Le chef des Franks s’écria en affectant plus de courroux qu’il n’en ressentait : – Trahison ! voilà ce que c’est que d’avoir confié cet enfant à la garde de ces moines, traîtres ou incapables de défendre leurs prisonniers.

– Ah ! seigneur !… nous des traîtres !…

– Ces paroles t’offensent ? Or donc, réponds… Combien cette abbaye a-t-elle envoyé d’hommes à l’armée ?

– Seigneur… nos colons et nos esclaves suffisent à peine à cultiver nos terres, nous n’avons pu envoyer personne à l’armée.

– Combien avez-vous payé au fisc pour les frais de la guerre ?…

– Seigneur… nous avons employé tous nos revenus en bonnes œuvres…

– Oui, vous vous faisiez de grasses charités à vous-mêmes. Les voilà bien ces gens d’église ! toujours recevoir ou prendre, jamais donner ou rendre.

– Seigneur…

– De qui cette abbaye tient-elle ses terres ?

– Des libéralités du pieux roi Dagobert ; notre charte de donation est de l’an 640 de notre Seigneur Jésus-Christ.
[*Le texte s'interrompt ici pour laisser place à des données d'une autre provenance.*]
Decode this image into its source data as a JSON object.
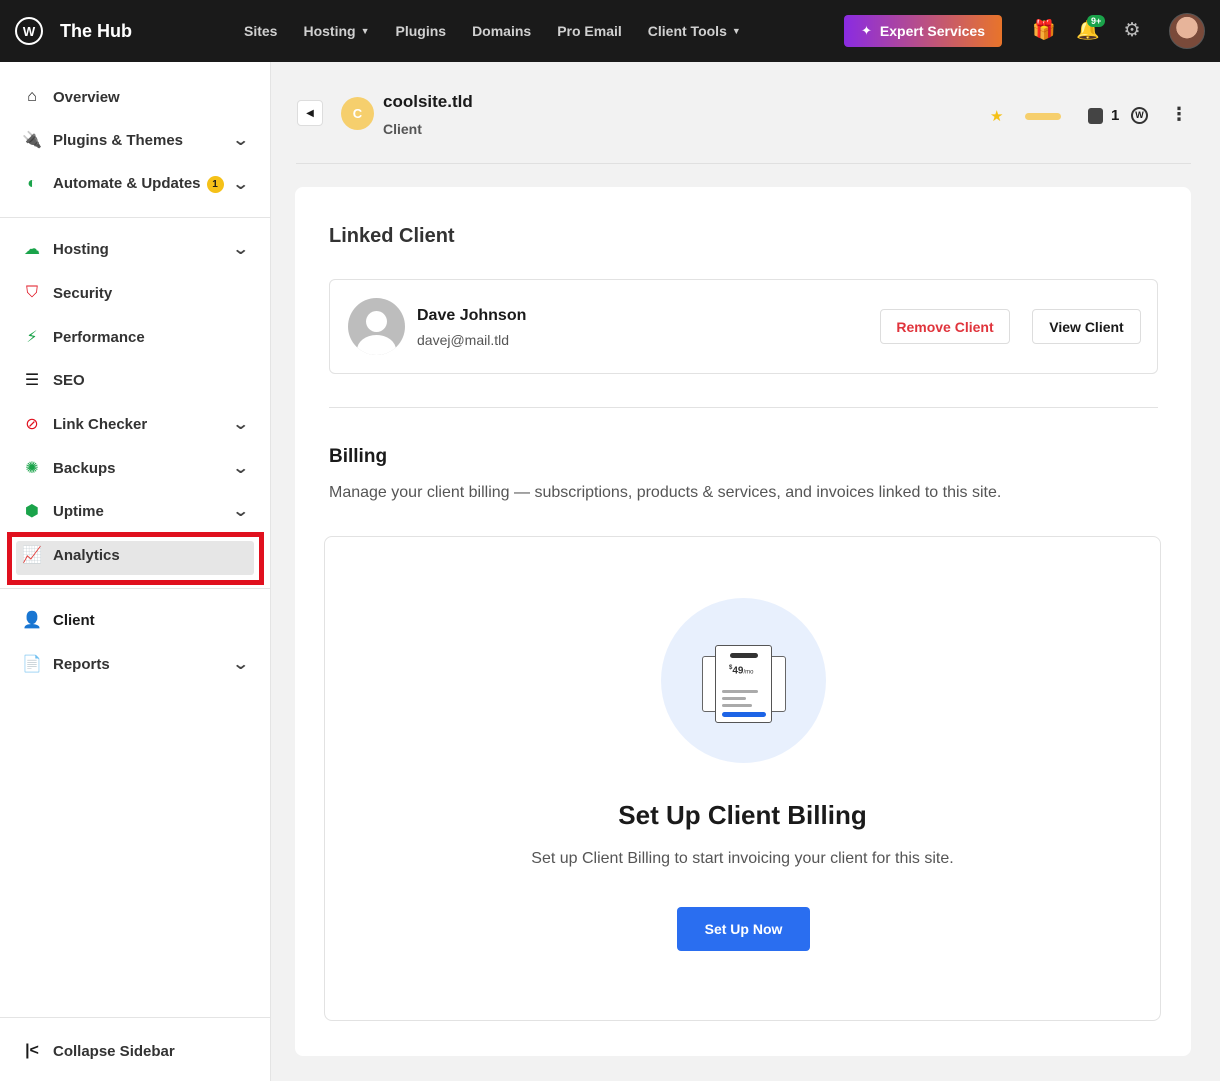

– Et crois-tu, moine, que les rois franks vous aient fait ces donations, à vous autres tonsurés, à cette seule fin de vous voir engraisser dans la fainéantise et l’abondance, sans jamais concourir aux frais de guerre en hommes et en argent ?…

– Seigneur…

– Quoi ! je vous confie un prisonnier important, et vous ne pouvez le garder sûrement…

– Seigneur, nous sommes innocents et incapables de…
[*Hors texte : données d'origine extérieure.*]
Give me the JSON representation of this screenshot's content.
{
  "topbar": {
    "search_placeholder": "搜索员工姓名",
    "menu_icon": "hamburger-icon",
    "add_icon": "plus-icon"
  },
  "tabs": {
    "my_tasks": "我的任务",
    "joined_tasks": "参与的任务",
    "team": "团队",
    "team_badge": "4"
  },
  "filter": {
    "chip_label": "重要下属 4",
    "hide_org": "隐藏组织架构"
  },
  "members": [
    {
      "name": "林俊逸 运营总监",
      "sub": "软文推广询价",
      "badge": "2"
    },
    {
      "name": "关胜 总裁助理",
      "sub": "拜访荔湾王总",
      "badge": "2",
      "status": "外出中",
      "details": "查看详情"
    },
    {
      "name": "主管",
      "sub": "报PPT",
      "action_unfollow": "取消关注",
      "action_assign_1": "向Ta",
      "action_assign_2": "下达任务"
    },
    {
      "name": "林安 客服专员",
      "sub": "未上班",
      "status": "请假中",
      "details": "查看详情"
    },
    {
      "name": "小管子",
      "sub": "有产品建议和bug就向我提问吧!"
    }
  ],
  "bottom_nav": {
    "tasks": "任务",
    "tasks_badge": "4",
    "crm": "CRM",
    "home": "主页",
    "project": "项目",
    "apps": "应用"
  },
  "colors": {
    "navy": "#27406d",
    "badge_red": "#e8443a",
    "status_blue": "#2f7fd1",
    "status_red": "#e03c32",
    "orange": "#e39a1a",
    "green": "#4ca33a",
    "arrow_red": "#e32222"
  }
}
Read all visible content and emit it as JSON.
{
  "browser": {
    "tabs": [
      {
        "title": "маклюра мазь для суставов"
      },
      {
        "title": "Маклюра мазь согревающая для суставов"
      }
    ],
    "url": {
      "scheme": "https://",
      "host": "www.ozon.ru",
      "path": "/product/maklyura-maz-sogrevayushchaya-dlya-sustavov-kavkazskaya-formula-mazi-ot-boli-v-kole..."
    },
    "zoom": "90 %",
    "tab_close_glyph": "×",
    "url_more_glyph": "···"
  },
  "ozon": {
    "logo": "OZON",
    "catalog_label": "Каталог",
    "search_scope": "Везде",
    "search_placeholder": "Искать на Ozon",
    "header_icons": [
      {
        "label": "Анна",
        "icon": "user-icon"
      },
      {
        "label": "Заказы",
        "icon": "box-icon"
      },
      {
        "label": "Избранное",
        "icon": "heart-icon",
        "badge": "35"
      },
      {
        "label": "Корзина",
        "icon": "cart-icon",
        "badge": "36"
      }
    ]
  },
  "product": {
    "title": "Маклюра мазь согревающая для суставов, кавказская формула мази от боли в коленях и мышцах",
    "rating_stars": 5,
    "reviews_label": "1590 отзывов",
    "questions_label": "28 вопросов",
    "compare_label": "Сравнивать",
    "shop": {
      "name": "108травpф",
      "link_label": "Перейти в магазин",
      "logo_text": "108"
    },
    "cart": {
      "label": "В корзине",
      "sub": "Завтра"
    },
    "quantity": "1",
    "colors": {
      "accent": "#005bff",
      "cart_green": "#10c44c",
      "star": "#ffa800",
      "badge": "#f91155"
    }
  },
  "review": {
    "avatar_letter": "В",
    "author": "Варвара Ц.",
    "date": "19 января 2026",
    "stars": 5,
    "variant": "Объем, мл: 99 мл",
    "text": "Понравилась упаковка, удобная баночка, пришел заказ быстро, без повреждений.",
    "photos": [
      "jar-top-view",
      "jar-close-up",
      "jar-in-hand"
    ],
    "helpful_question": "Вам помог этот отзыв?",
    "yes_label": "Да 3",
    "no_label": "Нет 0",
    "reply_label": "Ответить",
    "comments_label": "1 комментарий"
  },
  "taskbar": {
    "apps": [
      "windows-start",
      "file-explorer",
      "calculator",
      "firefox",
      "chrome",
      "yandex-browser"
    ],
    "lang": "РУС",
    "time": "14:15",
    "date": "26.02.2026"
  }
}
– Oui, incapables… tu as dit le mot ; aussi je veux établir ici des hommes de guerre… capables de garder le prisonnier, et, au besoin, de défendre cette abbaye, si les gens du parti royal tentaient d’enlever le petit prince ; – Karl ajouta, s’adressant au jeune chef : – Toi et tes hommes, vous prendrez possession de cette abbaye, je te la donne !

L’abbé leva les mains au ciel, en signe de muette désolation, tandis que Berthoald, jusqu’alors pensif, dit au chef des Franks :

– Karl… après mûre réflexion, cet emploi de geôlier me répugne, et, quoiqu’il puisse y avoir pour moi une sorte de plaisir vengeur à être le gardien du dernier rejeton de Clovis… je refuse.

– Ton refus m’afflige. N’as-tu pas entendu ce moine ? ne vois-tu pas qu’il faut ici un gardien vigilant ? ne t’ai-je pas dit que cette abbaye devait devenir, par sa position, un poste militaire important ?

– Karl, d’autres guerriers de ton armée mieux que moi garderont cet enfant, et aussi bien que moi défendront ce poste. Je te le répète, le métier de geôlier me répugne.

Le chef des Franks resta quelques moments muet, soucieux, puis il reprit : – Moine, combien as-tu de terres, de colons et d’esclaves ici ?

– Seigneur, nous possédons cinq mille huit cents arpents de terre, sept cents colons et dix-neuf cents esclaves…

– Berthoald… tu entends, voilà ce que tu refuses pour toi et pour tes hommes, et, en outre, je t’aurais fait comte en ce pays ?

– Je ne saurais être geôlier. Réserve pour d’autres que pour moi la faveur que tu voulais m’accorder ; je t’en saurai autant de gré.

– Seigneur, – reprit le père Clément avec une sainte résignation qui cachait mal son courroux contre Karl, – vous êtes chef des Franks et tout-puissant.